The GTM mapping on reconfigurable computers involves a wide range of research topics. Many assumptions were made so as to limit the scope of the research. Relaxing some of these assumptions will certainly enlarge the application range of the mapping methodology. Several limitations and possible future works are listed in the following.
1. The FPGA design area estimates should be improved. Currently routing areas are not considered at all. Further study is needed. In our current mapping tool, an FPGA area utilization ratio is used to overcome the inaccurate area estimate. After FPGA placement and routing, if the design does not fit, the utilization ratio is reduced so as to force the tool to produce a smaller design. The process is iterated until a small enough design is found.
2. The clock frequency of a design should be considered in the optimization process.
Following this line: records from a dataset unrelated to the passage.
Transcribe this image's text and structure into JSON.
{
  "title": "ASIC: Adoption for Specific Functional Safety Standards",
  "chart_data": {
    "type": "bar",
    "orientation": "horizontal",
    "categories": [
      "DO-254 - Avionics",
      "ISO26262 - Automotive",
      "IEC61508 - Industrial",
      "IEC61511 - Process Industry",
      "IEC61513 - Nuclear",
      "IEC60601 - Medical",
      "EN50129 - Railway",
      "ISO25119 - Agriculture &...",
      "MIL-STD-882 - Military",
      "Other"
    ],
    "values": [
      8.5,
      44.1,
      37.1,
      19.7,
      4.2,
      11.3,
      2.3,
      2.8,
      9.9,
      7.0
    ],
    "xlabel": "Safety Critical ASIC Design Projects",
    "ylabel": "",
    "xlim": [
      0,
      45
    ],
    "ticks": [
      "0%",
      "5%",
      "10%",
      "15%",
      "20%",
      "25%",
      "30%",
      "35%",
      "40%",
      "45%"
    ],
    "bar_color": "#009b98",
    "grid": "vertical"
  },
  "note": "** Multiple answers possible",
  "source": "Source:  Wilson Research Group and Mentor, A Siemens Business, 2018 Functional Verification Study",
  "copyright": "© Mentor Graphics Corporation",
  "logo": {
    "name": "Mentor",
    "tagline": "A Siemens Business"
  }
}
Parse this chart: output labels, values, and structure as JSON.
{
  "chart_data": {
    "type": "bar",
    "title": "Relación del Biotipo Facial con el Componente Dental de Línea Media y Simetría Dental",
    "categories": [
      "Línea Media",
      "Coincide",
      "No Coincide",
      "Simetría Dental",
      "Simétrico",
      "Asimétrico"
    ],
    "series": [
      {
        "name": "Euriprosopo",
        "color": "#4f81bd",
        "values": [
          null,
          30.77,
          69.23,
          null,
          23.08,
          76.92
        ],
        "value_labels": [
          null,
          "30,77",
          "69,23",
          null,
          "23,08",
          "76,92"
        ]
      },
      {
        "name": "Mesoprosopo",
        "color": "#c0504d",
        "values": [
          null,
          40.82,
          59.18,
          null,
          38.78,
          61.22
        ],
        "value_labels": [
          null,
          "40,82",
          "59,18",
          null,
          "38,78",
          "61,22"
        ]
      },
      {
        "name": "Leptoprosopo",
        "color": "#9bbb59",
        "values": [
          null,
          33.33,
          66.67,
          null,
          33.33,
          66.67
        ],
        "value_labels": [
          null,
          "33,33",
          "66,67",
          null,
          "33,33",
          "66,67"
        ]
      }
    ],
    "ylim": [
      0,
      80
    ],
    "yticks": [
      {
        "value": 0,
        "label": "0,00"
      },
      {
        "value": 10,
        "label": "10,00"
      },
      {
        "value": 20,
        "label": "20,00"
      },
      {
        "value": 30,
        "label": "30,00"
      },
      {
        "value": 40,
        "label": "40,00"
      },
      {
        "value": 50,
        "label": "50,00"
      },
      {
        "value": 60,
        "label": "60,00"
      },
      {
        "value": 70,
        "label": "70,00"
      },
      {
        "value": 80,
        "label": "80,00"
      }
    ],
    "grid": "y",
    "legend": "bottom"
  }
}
Two technical issues are involved.
(1) How to accurately estimate the clock frequency without going through placement and routing? (2) How to modify the optimization process to incorporate the frequency estimates? Because the problem domain is limited to GTM, there is a chance to come out with rules of thumbs about frequency estimates.
3. Hardware sharing overhead needs to be considered in terms of (multiplexer) area and design clock frequency. In the current implementation, hardware sharing is always performed whenever possible, even when the shared hardware has less area cost than that of the added multiplexers. A potential solution is to check the area overhead and add a clock cycle time constraint. Since routing delays can be expected to be a problem for the time constraint, further study is needed.
4. The pipeline synthesis of the unit function currently is performed in a very limited way. It should be enhanced in the following aspects. First, the assumption that each operator in a dataflow graph has only one implementation should be removed. This will add another dimension to the design space and make the synthesis much more complicated. Second, the register sharing is not considered in the current synthesis algorithm. Third, the conventional compiler optimization techniques for a dataflow graph, such as constant folding, operator reduction, etc, are not considered. When the templates are fixed, the constant folding task is expected to be performed by the users through providing a simplified DFG.
There are many other limitations in the current implementation of the GTM mapping tool. For example, the window function is required to be template permutationinvariant. The template permutation is to change the ordering of pairs of the template weight and the image value at the same template locations. A window function is said to be template permutation-invariant if any template permutation does not change the value of the window function. In Example 1 in Section II a template permutation is to change the ordering of the nine pixels. Since it does not change the sum, the summation (the window function) is template permutationinvariant. This property comes into play when examining nonbuffering cases. In these cases, the pixel nodes are grouped and are ordered in each group. There is a need to compute the locations of image pixels at all active points when the memory controller read the image data. With the template permutationinvariant property the memory controller can read image pixels at all active points in any order as long as using the same order as the template weights. This limitation simplifies the implementation of the memory controller, and can be fixed without difficulty.